MediaWiki connector

With the MediaWiki connector, your organization can discover and index data from a wiki created by using MediaWiki software. This connector indexes specified content into Microsoft Search and supports periodic crawls to keep the index up to date.

This article is for Microsoft 365 administrators or anyone who configures, runs, and monitors a MediaWiki connector. It explains how to configure your connector and connector capabilities, limitations, and troubleshooting techniques.

Connect to a data source

Enter your MediaWiki URL and credentials for authenticating the connection. You'll need the following information: Tenant ID, Resource ID, Client ID, and the Client Secret.

Manage search permissions

The MediaWiki connector only supports search permissions visible to Everyone. Indexed data appears in the search results and is visible to all users in the organization.

Assign property labels

You can assign a source property to each label by choosing from a menu of options.
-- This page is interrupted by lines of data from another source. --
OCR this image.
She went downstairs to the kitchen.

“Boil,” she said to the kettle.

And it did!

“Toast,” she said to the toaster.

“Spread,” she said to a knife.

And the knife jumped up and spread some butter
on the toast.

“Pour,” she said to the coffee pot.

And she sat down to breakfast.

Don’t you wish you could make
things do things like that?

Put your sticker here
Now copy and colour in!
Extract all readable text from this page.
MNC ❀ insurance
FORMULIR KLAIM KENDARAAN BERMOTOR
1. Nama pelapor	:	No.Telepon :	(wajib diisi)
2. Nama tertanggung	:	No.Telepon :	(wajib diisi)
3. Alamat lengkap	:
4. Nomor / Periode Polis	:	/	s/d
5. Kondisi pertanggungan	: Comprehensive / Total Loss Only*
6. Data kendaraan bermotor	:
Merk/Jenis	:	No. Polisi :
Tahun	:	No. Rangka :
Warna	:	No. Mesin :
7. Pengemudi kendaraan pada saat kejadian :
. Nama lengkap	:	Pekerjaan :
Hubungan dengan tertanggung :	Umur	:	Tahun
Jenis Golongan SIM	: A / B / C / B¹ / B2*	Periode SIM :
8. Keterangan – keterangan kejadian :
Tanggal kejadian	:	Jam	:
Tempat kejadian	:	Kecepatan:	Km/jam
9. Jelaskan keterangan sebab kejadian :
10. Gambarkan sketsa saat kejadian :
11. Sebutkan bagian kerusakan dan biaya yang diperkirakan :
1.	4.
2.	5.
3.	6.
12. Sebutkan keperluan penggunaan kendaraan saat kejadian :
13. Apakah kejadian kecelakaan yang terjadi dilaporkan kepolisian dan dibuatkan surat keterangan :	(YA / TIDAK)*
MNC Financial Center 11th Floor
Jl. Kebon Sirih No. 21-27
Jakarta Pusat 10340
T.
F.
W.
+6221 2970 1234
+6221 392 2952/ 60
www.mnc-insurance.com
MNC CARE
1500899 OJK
While this step is not mandatory, having some property labels will improve the search relevance and ensure more accurate search results for end users.

Manage schema

On the Manage Schema screen, you have the option to change the schema attributes (queryable, searchable, retrievable, and refinable) associated with the properties, add optional aliases, and choose the Content property.

Set the refresh schedule

This schedule refreshes indexed data, so changes to the wiki are reflected in Microsoft Search. All new pages, deleted pages, page content, or metadata changes appear in search results after the specified refresh interval. The crawl time is dependent on the size of the wiki. Currently the connector crawls at around 50 pages per minute.

Limitations

The MediaWiki connector has these limitations in the preview release:

  • Supports only cloud-based wikis.
  • Supports only Basic or OAuth 2.0 with Azure Active Directory or Azure authentication.
  • Doesn't support namespace selection for indexing. Indexes only Main, Category, and File namespaces.
  • Doesn't support Access Control Lists (ACLs). Thus, indexed pages are visible to all users in the organization.